Among this variety of diseases known to mankind, there are some very special ones known for a long time. There are no medicines and vaccinations helping to deal with them. They can be detected in Egyptian mummies and in the hovel of the poor. Some scientists call them the tool of mother nature in the complex process of natural selection, while others call them the punishment of humanity. However, more often they are called hereditary diseases.
These diseases arise as a result of failure in the process of the formation of the main building unit of every cell in the body - DNA. Generally speaking, hereditary diseases are pathologies that have arisen due to anomalies in the structure of genes and chromosomes. These diseases are transmitted to humans from their parents, the mother and / or father. With these diseases, a person is born, so they are attributed to congenital diseases.
For the most part, heredity is responsible for our health. The genome contains a complete set of information: eye and hair color, body type, blood type, character, habits, predisposition to diseases. From the standpoint of genetics, almost any pathology can be explained. Hereditary metabolic disorders will entail cholelithiasis, hereditary defects of immunity - chronic tonsillitis and bronchitis. However, hereditary is called only a disease that has arisen due to genetic changes and which cannot appear without them.
Hereditary diseases are as old as the world. When studying the mummies of Nefertiti and her blood relatives, the scientists turned their attention to the unnaturally elongated skulls of the representatives of the ruling dynasty. Researchers have made the assumption that the representatives of this dynasty of the pharaohs suffered from Minkowski-Chauffard syndrome. Genetic anomalies that are inherited are not surprising for the representatives of the pharaohs' dynasties - at that time closely related marriages were widespread. And in such a marriage, the child has practically no chance of getting a “damaged” chromosome set from the parents.
Another example of hereditary diseases in crowned families is hemophilia among representatives of the European royal family. The first owner of the gene of this terrible disease is considered the princess of Great Britain, and later the Queen of Germany and Prussia Victoria.
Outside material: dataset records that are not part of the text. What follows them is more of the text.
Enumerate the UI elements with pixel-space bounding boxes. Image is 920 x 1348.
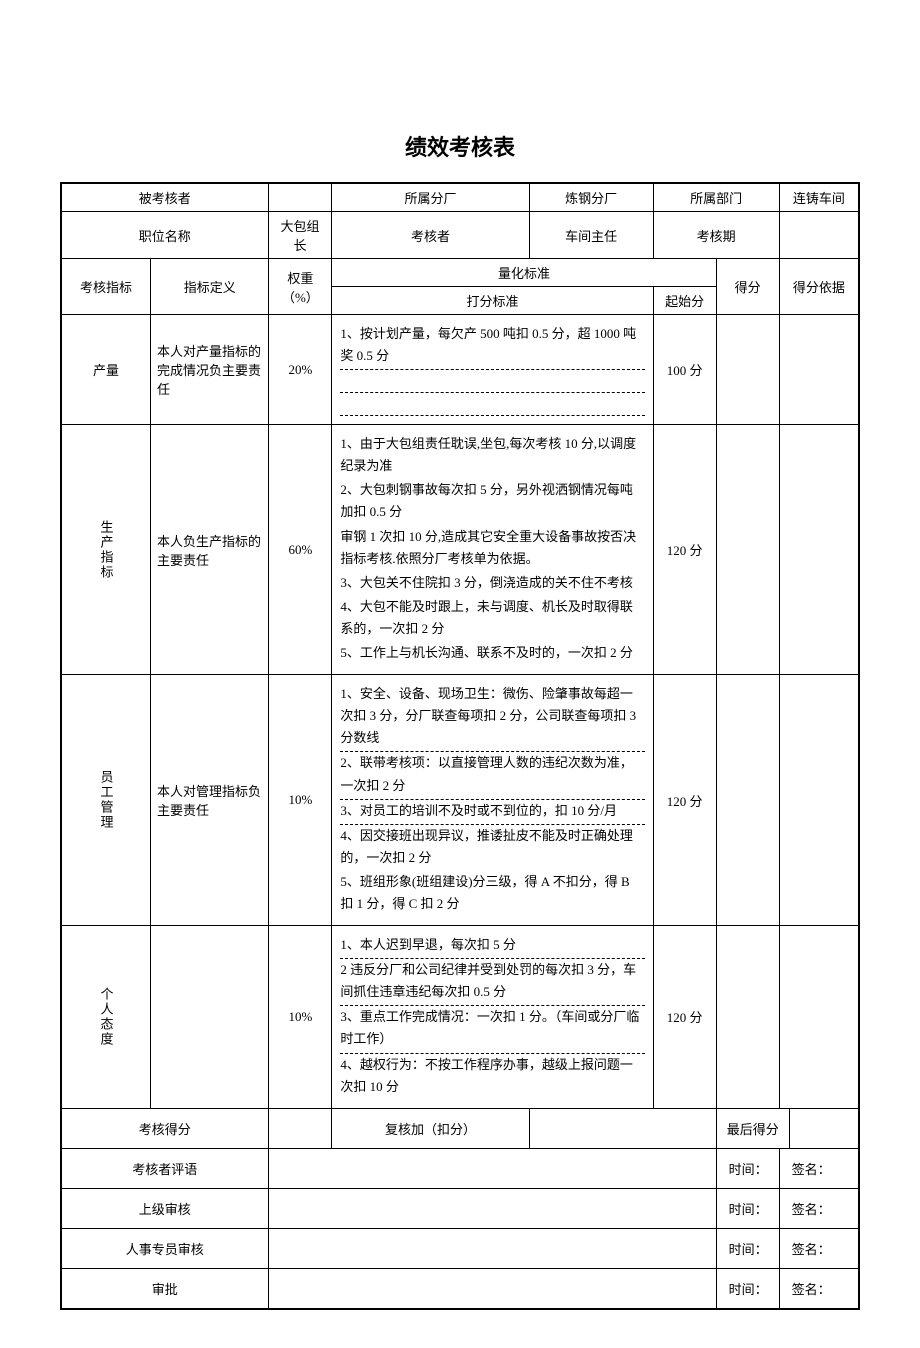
approve-time: 时间： bbox=[716, 1268, 779, 1309]
label-comment: 考核者评语 bbox=[61, 1148, 268, 1188]
value-assessee bbox=[268, 183, 332, 212]
value-approve bbox=[268, 1268, 716, 1309]
row-name: 生产指标 bbox=[61, 425, 151, 675]
hr-time: 时间： bbox=[716, 1228, 779, 1268]
row-def bbox=[151, 926, 269, 1109]
page-title: 绩效考核表 bbox=[60, 130, 860, 162]
hr-sign: 签名： bbox=[779, 1228, 859, 1268]
row-weight: 10% bbox=[269, 926, 332, 1109]
col-basis: 得分依据 bbox=[779, 259, 859, 315]
label-superior: 上级审核 bbox=[61, 1188, 268, 1228]
label-period: 考核期 bbox=[653, 212, 779, 259]
value-total-score bbox=[268, 1108, 332, 1148]
label-hr: 人事专员审核 bbox=[61, 1228, 268, 1268]
row-basis bbox=[779, 675, 859, 926]
row-name: 产量 bbox=[61, 315, 151, 425]
row-criteria: 1、本人迟到早退，每次扣 5 分2 违反分厂和公司纪律并受到处罚的每次扣 3 分… bbox=[332, 926, 653, 1109]
col-item: 考核指标 bbox=[61, 259, 151, 315]
label-branch: 所属分厂 bbox=[332, 183, 529, 212]
label-final: 最后得分 bbox=[716, 1108, 789, 1148]
row-basis bbox=[779, 926, 859, 1109]
row-score bbox=[716, 675, 779, 926]
row-score bbox=[716, 425, 779, 675]
row-criteria: 1、安全、设备、现场卫生：微伤、险肇事故每超一次扣 3 分，分厂联查每项扣 2 … bbox=[332, 675, 653, 926]
label-recheck: 复核加（扣分） bbox=[332, 1108, 529, 1148]
row-score bbox=[716, 926, 779, 1109]
value-period bbox=[779, 212, 859, 259]
row-def: 本人负生产指标的主要责任 bbox=[151, 425, 269, 675]
superior-sign: 签名： bbox=[779, 1188, 859, 1228]
row-basis bbox=[779, 315, 859, 425]
value-dept: 连铸车间 bbox=[779, 183, 859, 212]
label-total-score: 考核得分 bbox=[61, 1108, 268, 1148]
row-basis bbox=[779, 425, 859, 675]
label-approve: 审批 bbox=[61, 1268, 268, 1309]
label-assessee: 被考核者 bbox=[61, 183, 268, 212]
row-weight: 60% bbox=[269, 425, 332, 675]
col-def: 指标定义 bbox=[151, 259, 269, 315]
row-criteria: 1、按计划产量，每欠产 500 吨扣 0.5 分，超 1000 吨奖 0.5 分 bbox=[332, 315, 653, 425]
row-start: 120 分 bbox=[653, 926, 716, 1109]
value-hr bbox=[268, 1228, 716, 1268]
superior-time: 时间： bbox=[716, 1188, 779, 1228]
col-std-bottom: 打分标准 bbox=[332, 287, 653, 315]
row-start: 120 分 bbox=[653, 675, 716, 926]
row-def: 本人对产量指标的完成情况负主要责任 bbox=[151, 315, 269, 425]
col-start: 起始分 bbox=[653, 287, 716, 315]
row-start: 100 分 bbox=[653, 315, 716, 425]
row-criteria: 1、由于大包组责任耽误,坐包,每次考核 10 分,以调度纪录为准2、大包刺钢事故… bbox=[332, 425, 653, 675]
row-weight: 10% bbox=[269, 675, 332, 926]
evaluation-table: 被考核者 所属分厂 炼钢分厂 所属部门 连铸车间 职位名称 大包组长 考核者 车… bbox=[60, 182, 860, 1310]
row-name: 个人态度 bbox=[61, 926, 151, 1109]
row-weight: 20% bbox=[269, 315, 332, 425]
approve-sign: 签名： bbox=[779, 1268, 859, 1309]
value-branch: 炼钢分厂 bbox=[529, 183, 653, 212]
col-weight: 权重（%） bbox=[269, 259, 332, 315]
value-recheck bbox=[529, 1108, 716, 1148]
label-position: 职位名称 bbox=[61, 212, 268, 259]
row-score bbox=[716, 315, 779, 425]
label-dept: 所属部门 bbox=[653, 183, 779, 212]
value-superior bbox=[268, 1188, 716, 1228]
col-score: 得分 bbox=[716, 259, 779, 315]
value-position: 大包组长 bbox=[268, 212, 332, 259]
label-assessor: 考核者 bbox=[332, 212, 529, 259]
row-start: 120 分 bbox=[653, 425, 716, 675]
comment-time: 时间： bbox=[716, 1148, 779, 1188]
row-name: 员工管理 bbox=[61, 675, 151, 926]
row-def: 本人对管理指标负主要责任 bbox=[151, 675, 269, 926]
value-assessor: 车间主任 bbox=[529, 212, 653, 259]
value-final bbox=[789, 1108, 859, 1148]
value-comment bbox=[268, 1148, 716, 1188]
col-std-top: 量化标准 bbox=[332, 259, 716, 287]
comment-sign: 签名： bbox=[779, 1148, 859, 1188]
Blood coagulation disorder is transmitted through the maternal line, however, only the representatives of the strong half of humanity suffer from this disease. Researchers are still unable to agree on what caused the appearance of the hemophilia gene in Victoria, because before the manifestation of the disease in her two sons and one grandson, signs of this disease were not mentioned in the biography of her ancestors. In all four branches of the royal European dynasties, originating from Victoria, there were men suffering from hemophilia.
All information about a person, from hair color to ear shape, is contained in DNA. In a small cell nucleus, several microns in size, millions of signs are ciphered that distinguish a given human organism from all the others. The "building blocks" of which the twisted DNA strand consists are chromosomes.
Each cell of the human body contains 46 chromosomes - 44 autosomes (not containing sexual characteristics) and 2 sexes. In each pair, one chromosome is transmitted to the child from the mother, and the second from the father. The normal chromosome set of men is usually 46, XY, and women 46, XX.
What is a chromosomal abnormality? First of all, changes in the number of chromosomes, in other words, changes in the number. For plants, doubling and even tripling of the chromosome set leads to improved endurance and fertility. Changing the number of chromosomes in humans is a dangerous mutation. Both an increase and a decrease in quantity leads to serious genetic abnormalities.
In the absence of one of the sex chromosomes in women, the set is 45, X0. With such a deviation is observed sexual infantilism, anomalies in physical development, low dew. This genetic disease is named after the scientists who described it - Shereshevsky-Turner syndrome. When the sex chromosomes become more than the prescribed two (47XXX, 48XXXX, 49XXXX), the carriers of such chromosome sets show anomalies in the development of the musculoskeletal system, underdevelopment of the reproductive system, mental retardation. Increasing the number of sex chromosomes in men is called Klinefelter syndrome. This hereditary disease is characterized by a direct dependence of mental and intellectual development on the number of extra X chromosomes. The more of them, the lower the level of verbal and cognitive abilities.
The autosomes have this ability to fall out or duplicate. The most common triple 21 chromosome. She is responsible for the emergence of perhaps the most well-known genetic disorder - Down syndrome.
Where do these extra chromosomes come from? Genetic anomalies are the result of malfunctions in the process of cell division at an early stage of embryo development. The later the "breakdowns" arise, the less consequences they will bring to their owner. For example, the later the same triple 21 chromosome appears, the more organs will have time to build up normal. These babies have healthy organs, like a mosaic, alternating with patients. “Mosaics” often go to the same class as peers, and apparently, they are no different from them.